17/11/2010 - 21:00
A decisão do Federal Reserve (Fed, o banco central americano) de recomprar US$ 600 bilhões em títulos do governo americano e injetar esse dinheiro na economia dos Estados Unidos causou uma razoável turbulência no mercado financeiro. A agitação foi provocada pelo porte da operação, uma das maiores da história recente, e pelo impacto que as medidas vão provocar além das fronteiras americanas.
A estratégia do Fed vem distorcendo as taxas de câmbio e os preços das ações em quase todos os países emergentes e poderá forçar diversos países – com o Brasil em destaque – a implantar políticas governamentais para desinflar as bolhas que vêm sendo sistematicamente sopradas por Ben Bernanke, presidente do Fed.
Ben Bernanke: ele decidiu imprimir US$ 600 bilhões, mas o dinheiro foge
dos EUA e busca retornos mais atraentes nos países emergentes
A diligência dos países emergentes em furar as bolhas é fácil de entender. O Fed vai comprar os títulos que estão em poder dos investidores e vai pagar em dólares, que não rendem juros e deverão ser gastos, gerando consumo e empregos.
Elegante na teoria, essa estratégia esbarra em uma dificuldade: como temem o futuro, os investidores podem aplicar parte dos US$ 600 bilhões fora dos Estados Unidos, distorcendo os preços mundo afora. “É tanto capital que vai pressionar o câmbio, as ações e os imóveis no Brasil e em outros países”, diz William Eid Júnior, professor de finanças da Fundação Getulio Vargas (FGV) de São Paulo.
Na década de 90, o primeiro-ministro da Malásia, Mahathir Mohamad,
adotou controles de capitais e foi criticado.

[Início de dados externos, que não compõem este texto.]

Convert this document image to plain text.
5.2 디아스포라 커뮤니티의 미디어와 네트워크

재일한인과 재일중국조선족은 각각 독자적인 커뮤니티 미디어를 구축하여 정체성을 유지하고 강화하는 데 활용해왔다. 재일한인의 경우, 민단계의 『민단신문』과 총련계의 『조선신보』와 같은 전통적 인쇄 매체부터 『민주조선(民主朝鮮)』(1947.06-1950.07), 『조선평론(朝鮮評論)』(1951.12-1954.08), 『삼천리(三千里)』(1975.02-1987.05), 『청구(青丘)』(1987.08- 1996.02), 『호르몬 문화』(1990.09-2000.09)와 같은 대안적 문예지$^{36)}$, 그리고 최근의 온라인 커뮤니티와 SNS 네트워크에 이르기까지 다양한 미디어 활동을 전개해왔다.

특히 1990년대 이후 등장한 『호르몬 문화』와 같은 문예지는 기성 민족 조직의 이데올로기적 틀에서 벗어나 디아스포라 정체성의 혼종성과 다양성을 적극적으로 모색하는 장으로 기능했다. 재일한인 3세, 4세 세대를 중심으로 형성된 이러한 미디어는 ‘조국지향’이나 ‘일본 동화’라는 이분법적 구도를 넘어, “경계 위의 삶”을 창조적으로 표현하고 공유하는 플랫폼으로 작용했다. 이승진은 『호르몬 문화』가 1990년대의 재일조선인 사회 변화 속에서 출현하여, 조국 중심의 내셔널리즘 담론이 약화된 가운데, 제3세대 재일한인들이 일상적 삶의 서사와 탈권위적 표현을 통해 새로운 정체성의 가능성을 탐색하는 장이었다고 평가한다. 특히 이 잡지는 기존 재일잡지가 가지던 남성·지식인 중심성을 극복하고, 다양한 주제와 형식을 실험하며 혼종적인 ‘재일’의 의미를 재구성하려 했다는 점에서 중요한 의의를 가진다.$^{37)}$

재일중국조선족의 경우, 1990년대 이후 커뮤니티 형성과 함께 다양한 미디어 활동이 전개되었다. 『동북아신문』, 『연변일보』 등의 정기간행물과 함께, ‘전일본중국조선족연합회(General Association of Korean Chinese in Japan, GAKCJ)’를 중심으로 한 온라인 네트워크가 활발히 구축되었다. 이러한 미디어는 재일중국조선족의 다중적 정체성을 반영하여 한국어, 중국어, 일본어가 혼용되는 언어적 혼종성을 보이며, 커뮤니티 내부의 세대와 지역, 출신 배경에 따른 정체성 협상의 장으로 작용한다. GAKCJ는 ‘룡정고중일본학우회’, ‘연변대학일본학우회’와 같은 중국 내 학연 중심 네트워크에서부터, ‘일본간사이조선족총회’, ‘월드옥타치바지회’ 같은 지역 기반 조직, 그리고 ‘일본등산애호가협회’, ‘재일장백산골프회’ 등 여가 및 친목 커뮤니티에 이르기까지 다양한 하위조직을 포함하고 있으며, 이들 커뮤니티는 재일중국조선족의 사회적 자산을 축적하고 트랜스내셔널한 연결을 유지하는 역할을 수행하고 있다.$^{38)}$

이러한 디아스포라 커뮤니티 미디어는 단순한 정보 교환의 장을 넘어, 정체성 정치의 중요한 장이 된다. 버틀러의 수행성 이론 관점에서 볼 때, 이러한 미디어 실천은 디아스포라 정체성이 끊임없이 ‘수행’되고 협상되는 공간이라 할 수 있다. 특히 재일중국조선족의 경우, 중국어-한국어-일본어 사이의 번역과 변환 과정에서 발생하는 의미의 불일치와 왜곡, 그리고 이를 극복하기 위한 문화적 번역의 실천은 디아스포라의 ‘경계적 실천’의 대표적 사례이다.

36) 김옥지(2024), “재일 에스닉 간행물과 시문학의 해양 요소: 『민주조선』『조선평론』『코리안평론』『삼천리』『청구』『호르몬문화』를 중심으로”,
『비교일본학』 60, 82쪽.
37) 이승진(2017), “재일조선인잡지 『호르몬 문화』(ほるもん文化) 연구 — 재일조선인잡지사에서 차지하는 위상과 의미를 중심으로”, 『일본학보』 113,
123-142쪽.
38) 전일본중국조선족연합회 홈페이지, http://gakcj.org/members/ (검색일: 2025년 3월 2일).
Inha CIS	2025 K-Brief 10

Hoje, vários países podem segui-lo
Além de intenso, esse fenômeno será duradouro. Em circunstâncias normais, tanto dinheiro chegando pressionaria os preços para cima, elevando a inflação e forçando o Fed a aumentar os juros. O problema é que a economia americana está tão deprimida que o risco de inflação é pequeno e os juros não devem subir tão já.

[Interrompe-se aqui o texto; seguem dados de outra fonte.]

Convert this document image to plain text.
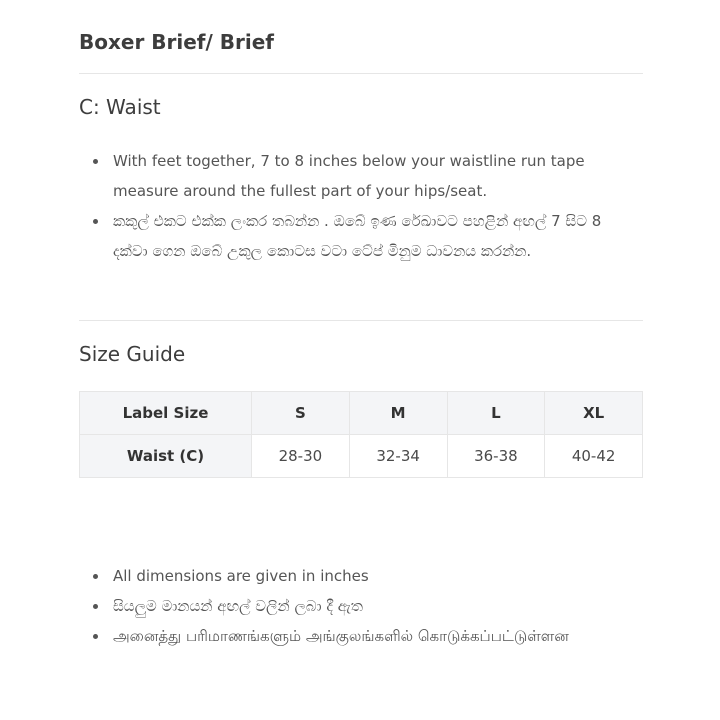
Boxer Brief/ Brief
C: Waist
With feet together, 7 to 8 inches below your waistline run tape measure around the fullest part of your hips/seat.
කකුල් එකට එක්ක ලංකර තබන්න . ඔබේ ඉණ රේඛාවට පහළින් අඟල් 7 සිට 8 දක්වා ගෙන ඔබේ උකුල කොටස වටා ටේප් මිනුම ධාවනය කරන්න.
Size Guide
Label Size	S	M	L	XL
Waist (C)	28-30	32-34	36-38	40-42
All dimensions are given in inches
සියලුම මානයන් අඟල් වලින් ලබා දී ඇත
அனைத்து பரிமாணங்களும் அங்குலங்களில் கொடுக்கப்பட்டுள்ளன
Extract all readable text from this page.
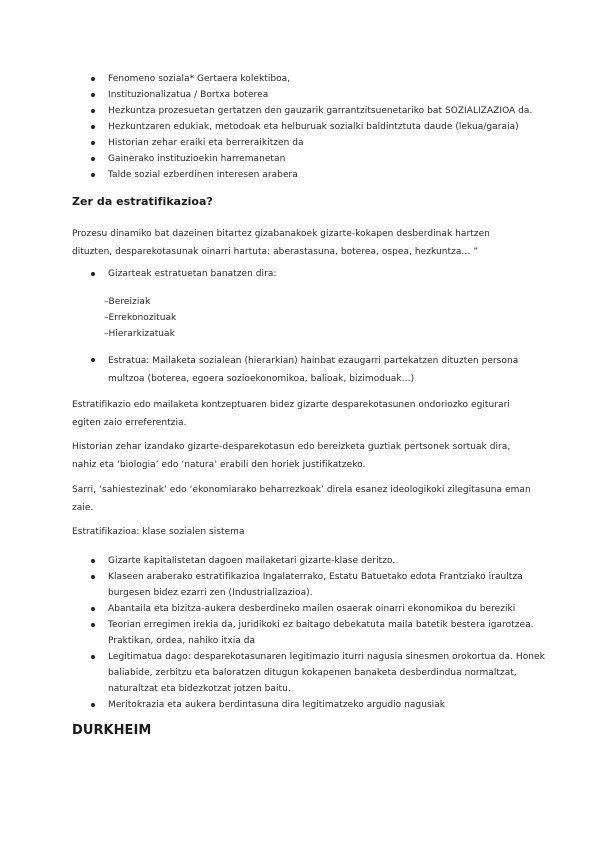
Fenomeno soziala* Gertaera kolektiboa,
Instituzionalizatua / Bortxa boterea
Hezkuntza prozesuetan gertatzen den gauzarik garrantzitsuenetariko bat SOZIALIZAZIOA da.
Hezkuntzaren edukiak, metodoak eta helburuak sozialki baldintztuta daude (lekua/garaia)
Historian zehar eraiki eta berreraikitzen da
Gainerako instituzioekin harremanetan
Talde sozial ezberdinen interesen arabera
Zer da estratifikazioa?

Prozesu dinamiko bat dazeinen bitartez gizabanakoek gizarte-kokapen desberdinak hartzen dituzten, desparekotasunak oinarri hartuta: aberastasuna, boterea, ospea, hezkuntza… ”

Gizarteak estratuetan banatzen dira:

–Bereiziak

–Errekonozituak

–Hierarkizatuak

Estratua: Mailaketa sozialean (hierarkian) hainbat ezaugarri partekatzen dituzten persona multzoa (boterea, egoera sozioekonomikoa, balioak, bizimoduak…)

Estratifikazio edo mailaketa kontzeptuaren bidez gizarte desparekotasunen ondoriozko egiturari egiten zaio erreferentzia.

Historian zehar izandako gizarte-desparekotasun edo bereizketa guztiak pertsonek sortuak dira, nahiz eta ‘biologia’ edo ‘natura’ erabili den horiek justifikatzeko.

Sarri, ‘sahiestezinak’ edo ‘ekonomiarako beharrezkoak’ direla esanez ideologikoki zilegitasuna eman zaie.

Estratifikazioa: klase sozialen sistema

Gizarte kapitalistetan dagoen mailaketari gizarte-klase deritzo.
Klaseen araberako estratifikazioa Ingalaterrako, Estatu Batuetako edota Frantziako iraultza burgesen bidez ezarri zen (Industrializazioa).
Abantaila eta bizitza-aukera desberdineko mailen osaerak oinarri ekonomikoa du bereziki
Teorian erregimen irekia da, juridikoki ez baitago debekatuta maila batetik bestera igarotzea. Praktikan, ordea, nahiko itxia da
Legitimatua dago: desparekotasunaren legitimazio iturri nagusia sinesmen orokortua da. Honek baliabide, zerbitzu eta baloratzen ditugun kokapenen banaketa desberdindua normaltzat, naturaltzat eta bidezkotzat jotzen baitu.
Meritokrazia eta aukera berdintasuna dira legitimatzeko argudio nagusiak
DURKHEIM
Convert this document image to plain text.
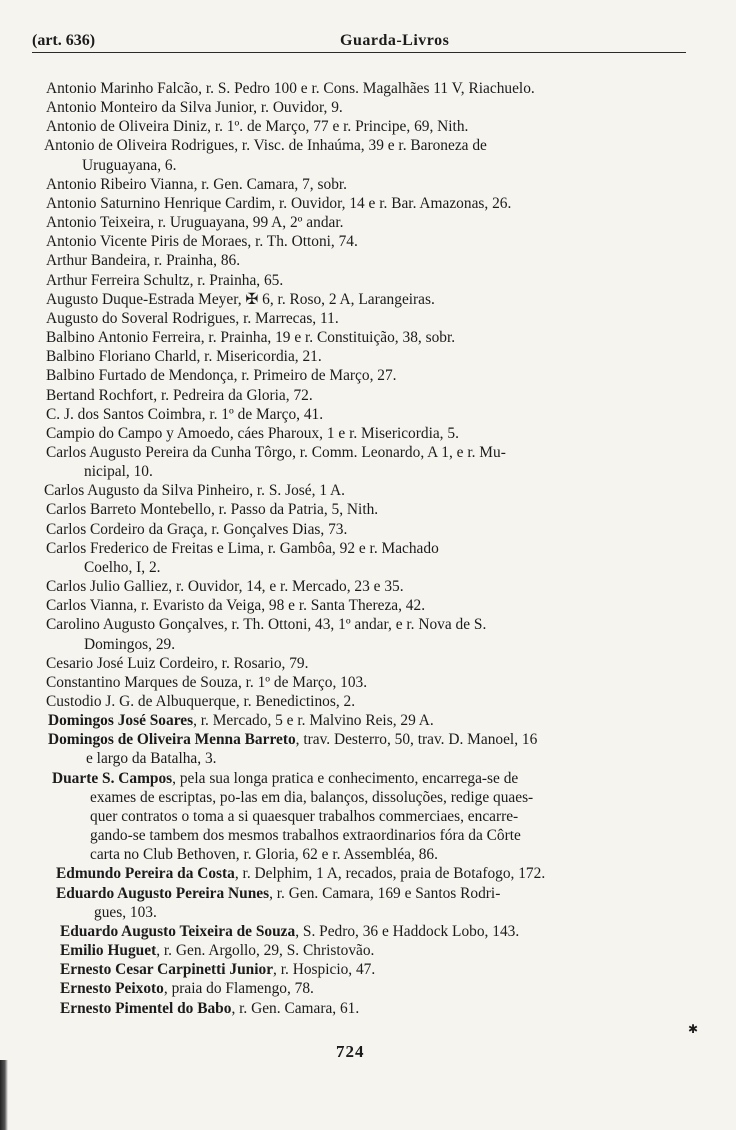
(art. 636)	Guarda-Livros

Antonio Marinho Falcão, r. S. Pedro 100 e r. Cons. Magalhães 11 V, Riachuelo.

Antonio Monteiro da Silva Junior, r. Ouvidor, 9.

Antonio de Oliveira Diniz, r. 1º. de Março, 77 e r. Principe, 69, Nith.

Antonio de Oliveira Rodrigues, r. Visc. de Inhaúma, 39 e r. Baroneza de
Uruguayana, 6.

Antonio Ribeiro Vianna, r. Gen. Camara, 7, sobr.

Antonio Saturnino Henrique Cardim, r. Ouvidor, 14 e r. Bar. Amazonas, 26.

Antonio Teixeira, r. Uruguayana, 99 A, 2º andar.

Antonio Vicente Piris de Moraes, r. Th. Ottoni, 74.

Arthur Bandeira, r. Prainha, 86.

Arthur Ferreira Schultz, r. Prainha, 65.

Augusto Duque-Estrada Meyer, ✠ 6, r. Roso, 2 A, Larangeiras.

Augusto do Soveral Rodrigues, r. Marrecas, 11.

Balbino Antonio Ferreira, r. Prainha, 19 e r. Constituição, 38, sobr.

Balbino Floriano Charld, r. Misericordia, 21.

Balbino Furtado de Mendonça, r. Primeiro de Março, 27.

Bertand Rochfort, r. Pedreira da Gloria, 72.

C. J. dos Santos Coimbra, r. 1º de Março, 41.

Campio do Campo y Amoedo, cáes Pharoux, 1 e r. Misericordia, 5.

Carlos Augusto Pereira da Cunha Tôrgo, r. Comm. Leonardo, A 1, e r. Mu-
nicipal, 10.

Carlos Augusto da Silva Pinheiro, r. S. José, 1 A.

Carlos Barreto Montebello, r. Passo da Patria, 5, Nith.

Carlos Cordeiro da Graça, r. Gonçalves Dias, 73.

Carlos Frederico de Freitas e Lima, r. Gambôa, 92 e r. Machado
Coelho, I, 2.

Carlos Julio Galliez, r. Ouvidor, 14, e r. Mercado, 23 e 35.

Carlos Vianna, r. Evaristo da Veiga, 98 e r. Santa Thereza, 42.

Carolino Augusto Gonçalves, r. Th. Ottoni, 43, 1º andar, e r. Nova de S.
Domingos, 29.

Cesario José Luiz Cordeiro, r. Rosario, 79.

Constantino Marques de Souza, r. 1º de Março, 103.

Custodio J. G. de Albuquerque, r. Benedictinos, 2.

Domingos José Soares, r. Mercado, 5 e r. Malvino Reis, 29 A.

Domingos de Oliveira Menna Barreto, trav. Desterro, 50, trav. D. Manoel, 16
e largo da Batalha, 3.

Duarte S. Campos, pela sua longa pratica e conhecimento, encarrega-se de
exames de escriptas, po-las em dia, balanços, dissoluções, redige quaes-
quer contratos o toma a si quaesquer trabalhos commerciaes, encarre-
gando-se tambem dos mesmos trabalhos extraordinarios fóra da Côrte
carta no Club Bethoven, r. Gloria, 62 e r. Assembléa, 86.

Edmundo Pereira da Costa, r. Delphim, 1 A, recados, praia de Botafogo, 172.

Eduardo Augusto Pereira Nunes, r. Gen. Camara, 169 e Santos Rodri-
gues, 103.

Eduardo Augusto Teixeira de Souza, S. Pedro, 36 e Haddock Lobo, 143.

Emilio Huguet, r. Gen. Argollo, 29, S. Christovão.

Ernesto Cesar Carpinetti Junior, r. Hospicio, 47.

Ernesto Peixoto, praia do Flamengo, 78.

Ernesto Pimentel do Babo, r. Gen. Camara, 61.

✱
724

Os números são eloquentes. O mercado acionário brasileiro subiu pouco em 2010 devido à incerteza com a eleição. No entanto, em outros países emergentes, as bolsas chegaram a acumular ganhos superiores a 60% em dólares (veja quadro). Pior que a alta das ações é a apreciação das moedas nacionais. Ela encarece as exportações e barateia as importações, provocando efeitos catastróficos sobre as economias emergentes.
Segundo João Pedro Bumachar Resende, economista do Itaú Unibanco, todos os países estão mostrando sinais de preocupação com a bolha cambial. “O Brasil vem adotando as medidas mais agressivas, como elevar os impostos sobre a entrada de capital”, diz ele. Mesmo quem não é tão incisivo está tomando cuidados adicionais, como aumentar a compra de reservas e facilitar a vida dos exportadores.

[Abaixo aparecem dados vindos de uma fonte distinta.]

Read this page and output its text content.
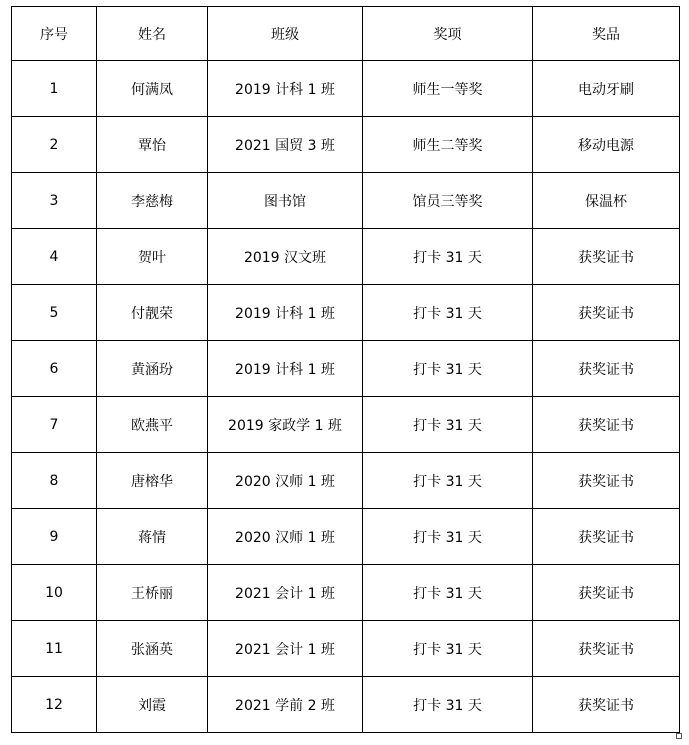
序号	姓名	班级	奖项	奖品
1	何满凤	2019 计科 1 班	师生一等奖	电动牙刷
2	覃怡	2021 国贸 3 班	师生二等奖	移动电源
3	李慈梅	图书馆	馆员三等奖	保温杯
4	贺叶	2019 汉文班	打卡 31 天	获奖证书
5	付靓荣	2019 计科 1 班	打卡 31 天	获奖证书
6	黄涵玢	2019 计科 1 班	打卡 31 天	获奖证书
7	欧燕平	2019 家政学 1 班	打卡 31 天	获奖证书
8	唐榕华	2020 汉师 1 班	打卡 31 天	获奖证书
9	蒋情	2020 汉师 1 班	打卡 31 天	获奖证书
10	王桥丽	2021 会计 1 班	打卡 31 天	获奖证书
11	张涵英	2021 会计 1 班	打卡 31 天	获奖证书
12	刘霞	2021 学前 2 班	打卡 31 天	获奖证书
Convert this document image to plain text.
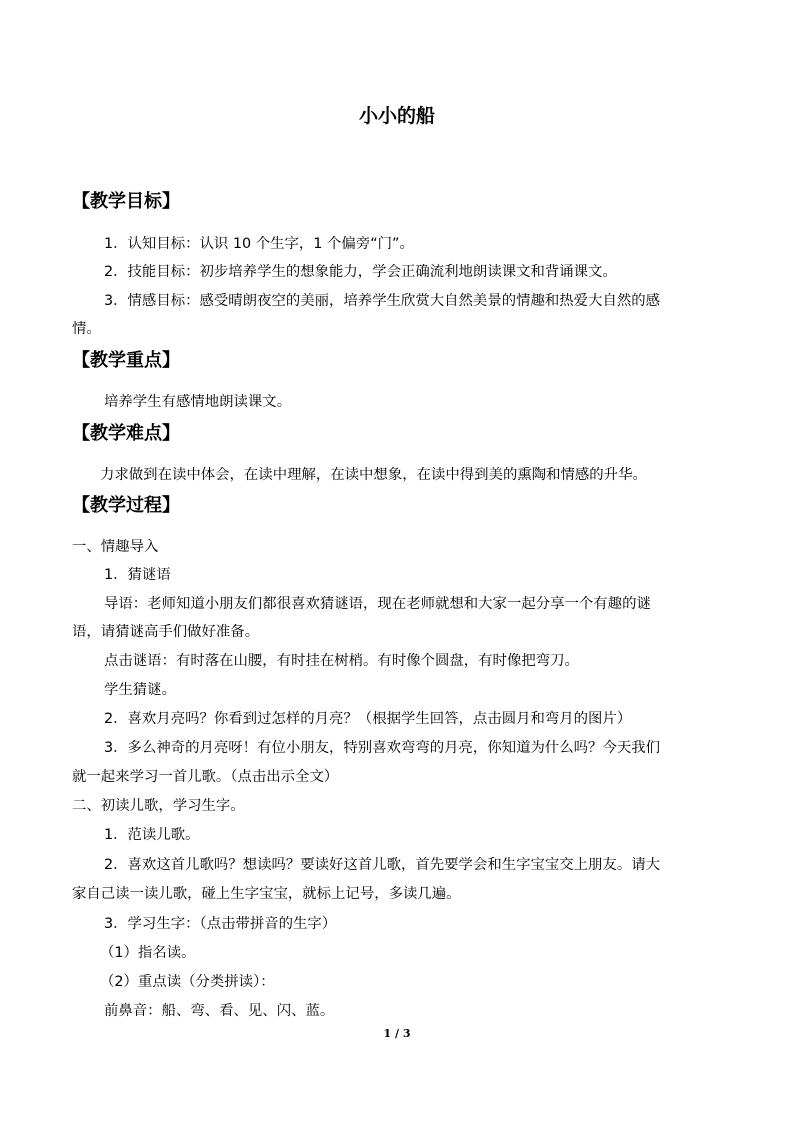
小小的船
【教学目标】
1．认知目标：认识 10 个生字，1 个偏旁“门”。
2．技能目标：初步培养学生的想象能力，学会正确流利地朗读课文和背诵课文。
3．情感目标：感受晴朗夜空的美丽，培养学生欣赏大自然美景的情趣和热爱大自然的感
情。
【教学重点】
培养学生有感情地朗读课文。
【教学难点】
力求做到在读中体会，在读中理解，在读中想象，在读中得到美的熏陶和情感的升华。
【教学过程】
一、情趣导入
1．猜谜语
导语：老师知道小朋友们都很喜欢猜谜语，现在老师就想和大家一起分享一个有趣的谜
语，请猜谜高手们做好准备。
点击谜语：有时落在山腰，有时挂在树梢。有时像个圆盘，有时像把弯刀。
学生猜谜。
2．喜欢月亮吗？你看到过怎样的月亮？（根据学生回答，点击圆月和弯月的图片）
3．多么神奇的月亮呀！有位小朋友，特别喜欢弯弯的月亮，你知道为什么吗？今天我们
就一起来学习一首儿歌。（点击出示全文）
二、初读儿歌，学习生字。
1．范读儿歌。
2．喜欢这首儿歌吗？想读吗？要读好这首儿歌，首先要学会和生字宝宝交上朋友。请大
家自己读一读儿歌，碰上生字宝宝，就标上记号，多读几遍。
3．学习生字：（点击带拼音的生字）
（1）指名读。
（2）重点读（分类拼读）：
前鼻音：船、弯、看、见、闪、蓝。
1 / 3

Segundo uma análise do banco HSBC, além do Brasil, China, Indonésia, Rússia e Tailândia são os mais propensos a adotar medidas para controlar o fluxo de dólares, relembrando o ex-primeiro-ministro malaio, Mahathir Mohamad. No auge da crise da Ásia, em 1997, ele aterrorizou o mercado ao controlar os fluxos de capital da Malásia. No longo prazo, a decisão mostrou-se acertada, pois a Malásia superou a crise antes de seus vizinhos Tailândia e Indonésia, que mantiveram os mercados abertos.
Embora Mohamad não tenha deixado saudades ao sair do governo, quem observa o mercado não descarta a hipótese de que seu exemplo seja seguido se as distorções continuarem. “Mesmo não sendo um cenário possível no curto prazo, a probabilidade de uma guerra comercial e de intervenções mais pesadas no câmbio está aumentando”, diz Resende. Se as bolhas continuarem a crescer, sempre haverá a tentação de usar o alfinete das medidas protecionistas.